Будучи командующим военным округом, почти шестидесятилетний Реннекампф день начинал так: просыпался рано, одевался сам, без помощи слуги, в тишине, не желая беспокоить домашних (вставал как мышка — вспоминала жена), одевался сколь быстро, столь и бесшумно. Не выпив ни любимого кофе, ни чаю, уезжал на верховую прогулку. За городом на известном месте к условному времени ожидал с лошадью солдат, он же принимал лошадь после прогулки, встречая на месте, которое назначал Реннекампф: через город генерал возвращался пешком или ехал на извозчике, ездить верхом по городу он не любил — жалел ноги лошади на каменной мостовой. После такой многовёрстной прогулки он всегда был весел и жизнерадостен, принимал ванну, делал гимнастику — несколько упражнений со спиральной пружиной и гирями, и только потом выпивал в столовой чашку кофе — это был его первый завтрак. Потом уходил в кабинет заниматься или принимать доклады, либо шёл в штаб, опять же пешком. Жена и дети вставали много позже. При этом он и ложился очень поздно и всегда жалел, что на сон уходит так много времени. Он и ложился также тихо, буквально на цыпочках, никого не беспокоя, даже слуг. С прислугой генерал был отменно вежлив, никогда не повышал на людей голос, даже когда делал замечания, говорил ровно и спокойно. Как вспоминали близкие: «Вообще он никому в доме не мешал жить, и все пользовались свободой». Но неукоснительно требовал, чтобы к завтраку (настоящему русскому дореволюционному, который, по нашим современным понятиям, скорее обед, а то, что мы сегодня считаем завтраком — это утренний чай) и к обеду все домашние собирались вместе, и не дай Бог кому опоздать хоть на пять минут. Все должны были быть тщательно одеты, у детей вымыты руки. Детям запрещалось разговаривать за обедом, только старшие могли отвечать на вопросы, если к ним обращались взрослые. На парадных обедах дети и гувернантки не присутствовали, им в таких случаях накрывали отдельно, в другой комнате.

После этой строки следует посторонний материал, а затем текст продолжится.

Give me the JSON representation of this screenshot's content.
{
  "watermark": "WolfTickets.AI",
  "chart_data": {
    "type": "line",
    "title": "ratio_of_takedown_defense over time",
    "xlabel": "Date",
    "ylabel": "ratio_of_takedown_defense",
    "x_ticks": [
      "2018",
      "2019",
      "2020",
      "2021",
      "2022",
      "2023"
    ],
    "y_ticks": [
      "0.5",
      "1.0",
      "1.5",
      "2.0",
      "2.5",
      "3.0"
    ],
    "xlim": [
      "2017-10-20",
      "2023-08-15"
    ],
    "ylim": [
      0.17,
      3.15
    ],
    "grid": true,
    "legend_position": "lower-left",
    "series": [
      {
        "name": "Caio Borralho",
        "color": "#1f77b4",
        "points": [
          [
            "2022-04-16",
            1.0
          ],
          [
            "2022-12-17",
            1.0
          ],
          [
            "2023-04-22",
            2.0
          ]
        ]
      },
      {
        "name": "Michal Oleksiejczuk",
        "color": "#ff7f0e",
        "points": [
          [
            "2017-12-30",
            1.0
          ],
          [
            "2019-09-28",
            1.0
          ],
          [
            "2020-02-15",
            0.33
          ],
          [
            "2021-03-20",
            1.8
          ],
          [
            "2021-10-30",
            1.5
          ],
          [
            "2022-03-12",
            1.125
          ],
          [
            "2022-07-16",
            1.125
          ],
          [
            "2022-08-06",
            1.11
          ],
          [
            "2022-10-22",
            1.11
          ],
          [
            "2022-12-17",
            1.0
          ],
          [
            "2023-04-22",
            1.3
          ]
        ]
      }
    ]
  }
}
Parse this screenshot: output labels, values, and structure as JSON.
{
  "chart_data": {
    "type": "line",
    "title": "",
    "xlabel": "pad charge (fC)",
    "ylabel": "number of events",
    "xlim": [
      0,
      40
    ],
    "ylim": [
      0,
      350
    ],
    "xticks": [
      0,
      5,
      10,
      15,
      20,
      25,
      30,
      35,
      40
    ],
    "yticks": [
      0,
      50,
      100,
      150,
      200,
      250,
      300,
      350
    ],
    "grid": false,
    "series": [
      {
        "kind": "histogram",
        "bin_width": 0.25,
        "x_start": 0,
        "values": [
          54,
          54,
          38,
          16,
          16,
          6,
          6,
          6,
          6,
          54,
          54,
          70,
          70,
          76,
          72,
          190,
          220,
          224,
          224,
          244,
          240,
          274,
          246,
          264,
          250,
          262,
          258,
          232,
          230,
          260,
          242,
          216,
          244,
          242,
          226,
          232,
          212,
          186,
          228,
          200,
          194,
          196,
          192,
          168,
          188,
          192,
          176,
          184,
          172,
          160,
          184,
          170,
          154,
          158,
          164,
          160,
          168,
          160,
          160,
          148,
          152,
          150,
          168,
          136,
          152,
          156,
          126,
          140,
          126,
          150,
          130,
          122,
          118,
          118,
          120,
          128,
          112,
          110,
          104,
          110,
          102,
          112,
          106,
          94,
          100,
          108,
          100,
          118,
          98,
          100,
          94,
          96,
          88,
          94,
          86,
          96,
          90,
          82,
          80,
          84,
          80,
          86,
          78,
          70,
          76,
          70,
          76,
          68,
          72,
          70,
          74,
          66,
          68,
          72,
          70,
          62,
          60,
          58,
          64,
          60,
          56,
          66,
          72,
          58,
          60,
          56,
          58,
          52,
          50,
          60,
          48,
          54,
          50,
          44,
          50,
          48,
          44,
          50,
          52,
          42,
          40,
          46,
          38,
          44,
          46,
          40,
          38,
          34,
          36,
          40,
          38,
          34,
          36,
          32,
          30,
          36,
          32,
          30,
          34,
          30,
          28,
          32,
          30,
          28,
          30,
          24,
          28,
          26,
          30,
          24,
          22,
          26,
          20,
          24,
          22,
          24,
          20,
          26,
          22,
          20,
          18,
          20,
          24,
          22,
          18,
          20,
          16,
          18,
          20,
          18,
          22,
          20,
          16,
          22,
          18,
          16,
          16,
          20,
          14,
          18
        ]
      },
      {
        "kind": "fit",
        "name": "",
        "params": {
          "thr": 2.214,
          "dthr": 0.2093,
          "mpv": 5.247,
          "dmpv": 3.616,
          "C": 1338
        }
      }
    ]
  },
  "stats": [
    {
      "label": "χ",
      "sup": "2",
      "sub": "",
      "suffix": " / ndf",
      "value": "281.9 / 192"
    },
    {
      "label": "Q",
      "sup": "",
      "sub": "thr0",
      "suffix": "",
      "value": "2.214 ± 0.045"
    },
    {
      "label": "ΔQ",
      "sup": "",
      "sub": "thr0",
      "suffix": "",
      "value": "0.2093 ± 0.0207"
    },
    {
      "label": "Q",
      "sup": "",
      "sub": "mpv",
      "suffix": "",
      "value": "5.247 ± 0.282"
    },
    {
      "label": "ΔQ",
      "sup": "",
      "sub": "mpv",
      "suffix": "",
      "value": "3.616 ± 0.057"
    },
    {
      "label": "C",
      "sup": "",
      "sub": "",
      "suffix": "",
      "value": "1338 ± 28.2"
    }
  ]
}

Примечательно, что дома генерал никогда не говорил о служебных делах и категорически запрещал обсуждать их за столом во время обеда или завтрака, или на званном парадном приёме. Считал это просто недопустимым. С одной стороны, это был элемент светскости — с присутствующими дамами надо поддерживать занимательные светские беседы, а не скучные служебные, с другой — необходимость соблюдения военной тайны, к чему приучал подчинённых, требуя никогда не обсуждать служебные дела при дамах и слугах.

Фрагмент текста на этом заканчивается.